Booher didn’t shy away from the racier side, and for a time, operated a sex chat line — perhaps the first — and did mud wrestling and wrestled topless.

“Am I being sexually exploited if my breasts fall out in the mud, or if I do a layout in a magazine? I’m not manipulated by anyone except myself,” she told the Guardian. “I don’t believe that women’s problems are due to men overpowering them, because women have to be responsible for themselves.”

Matt Cimber was the man who produced GLOW, and in a 2017 interview, said that Booher’s character, Matilda the Hun (taken from the Death Race 2000 flick) was “one of the great villains of all time.” The character was out there, fierce and fiery, wearing leopard-print and lace, Booher was also physically bigger than most of the other GLOW girls.

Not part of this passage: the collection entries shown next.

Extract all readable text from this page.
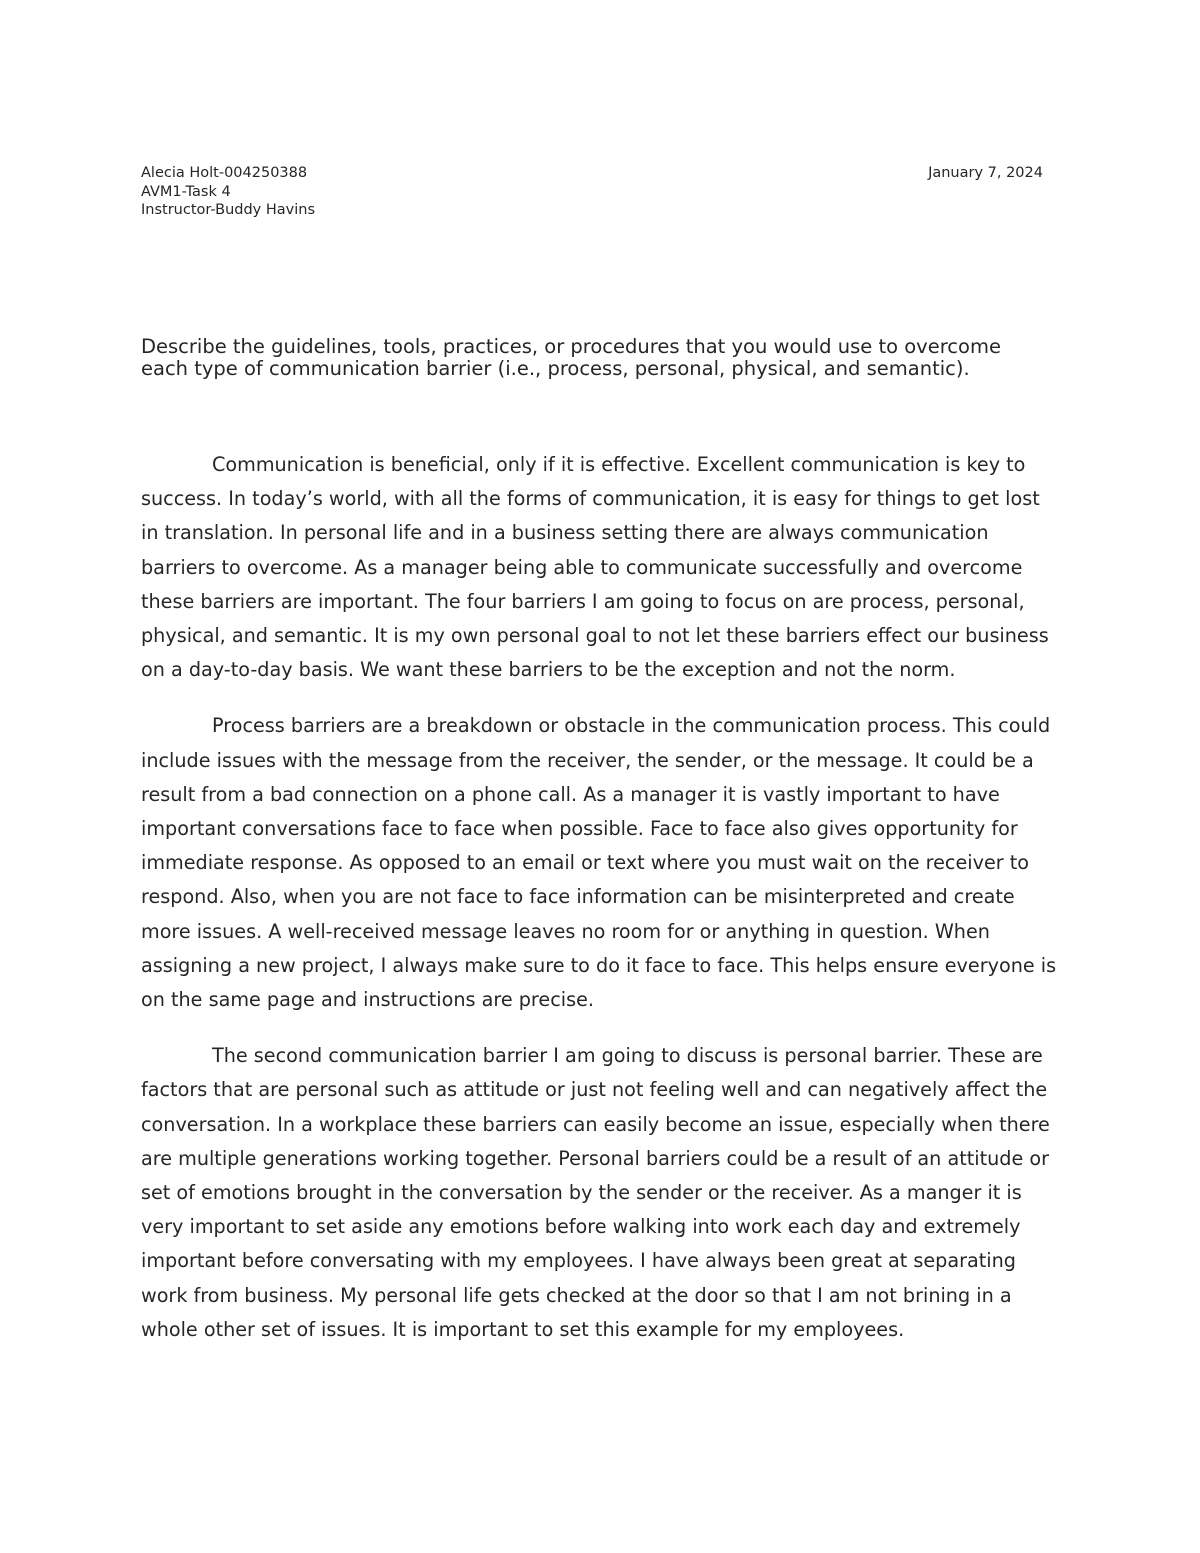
Alecia Holt-004250388
AVM1-Task 4
Instructor-Buddy Havins
January 7, 2024

Describe the guidelines, tools, practices, or procedures that you would use to overcome each type of communication barrier (i.e., process, personal, physical, and semantic).

Communication is beneficial, only if it is effective. Excellent communication is key to success. In today’s world, with all the forms of communication, it is easy for things to get lost in translation. In personal life and in a business setting there are always communication barriers to overcome. As a manager being able to communicate successfully and overcome these barriers are important. The four barriers I am going to focus on are process, personal, physical, and semantic. It is my own personal goal to not let these barriers effect our business on a day-to-day basis. We want these barriers to be the exception and not the norm.

Process barriers are a breakdown or obstacle in the communication process. This could include issues with the message from the receiver, the sender, or the message. It could be a result from a bad connection on a phone call. As a manager it is vastly important to have important conversations face to face when possible. Face to face also gives opportunity for immediate response. As opposed to an email or text where you must wait on the receiver to respond. Also, when you are not face to face information can be misinterpreted and create more issues. A well-received message leaves no room for or anything in question. When assigning a new project, I always make sure to do it face to face. This helps ensure everyone is on the same page and instructions are precise.

The second communication barrier I am going to discuss is personal barrier. These are factors that are personal such as attitude or just not feeling well and can negatively affect the conversation. In a workplace these barriers can easily become an issue, especially when there are multiple generations working together. Personal barriers could be a result of an attitude or set of emotions brought in the conversation by the sender or the receiver. As a manger it is very important to set aside any emotions before walking into work each day and extremely important before conversating with my employees. I have always been great at separating work from business. My personal life gets checked at the door so that I am not brining in a whole other set of issues. It is important to set this example for my employees.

In a 2018 interview with Sara Nathan in the New York Post, Booher said that she had a chance to add to her income while in GLOW, but was denied. “[GLOW producers] wouldn’t allow me . . . I was offered a $1 million beer commercial and shows that would [have] set me up for life, but they said, ‘We own you,'” said Booher. “I had a child and a husband who counted on me.”

After the initial 1986 season, Booher quit GLOW and jumped to the other all-women’s promotion, Powerful Women of Wrestling.

There was always more work on TV, and she appeared on shows such as Mama’s Family and Night Court, and is in the Mel Brooks classic Spaceballs as a bearded lady.

Matilda the Hun at the 2017 Cauliflower Alley Club. Photo by Brad McFarlin

In the Post interview, Booher said that her ailments were due to wrestling. At the time, she was 66 and living in a senior-citizens community near Long Beach, Calif., using a wheelchair. Lupus and peripheral neuropathy were two of her issues, and two toes had been amputated. “All my nerves are dying in my fingers and toes and no one can tell me why,” she said. “I have a lot of health issues from GLOW, from lifting and slamming six days a week. The lifestyle of a wrestler, male or female, is brutal.”

Like the other GLOW girls, Booher was swept up in recent years through a 2012 documentary about the show, and a Netflix show loosely based on the promotion. Booher, in her mobile scooter, was among the GLOW girls presented with an award at the 2017 Cauliflower Alley Club reunion.

Active on social media, with a website, Booher kept fans informed of her triumphs and health challenges.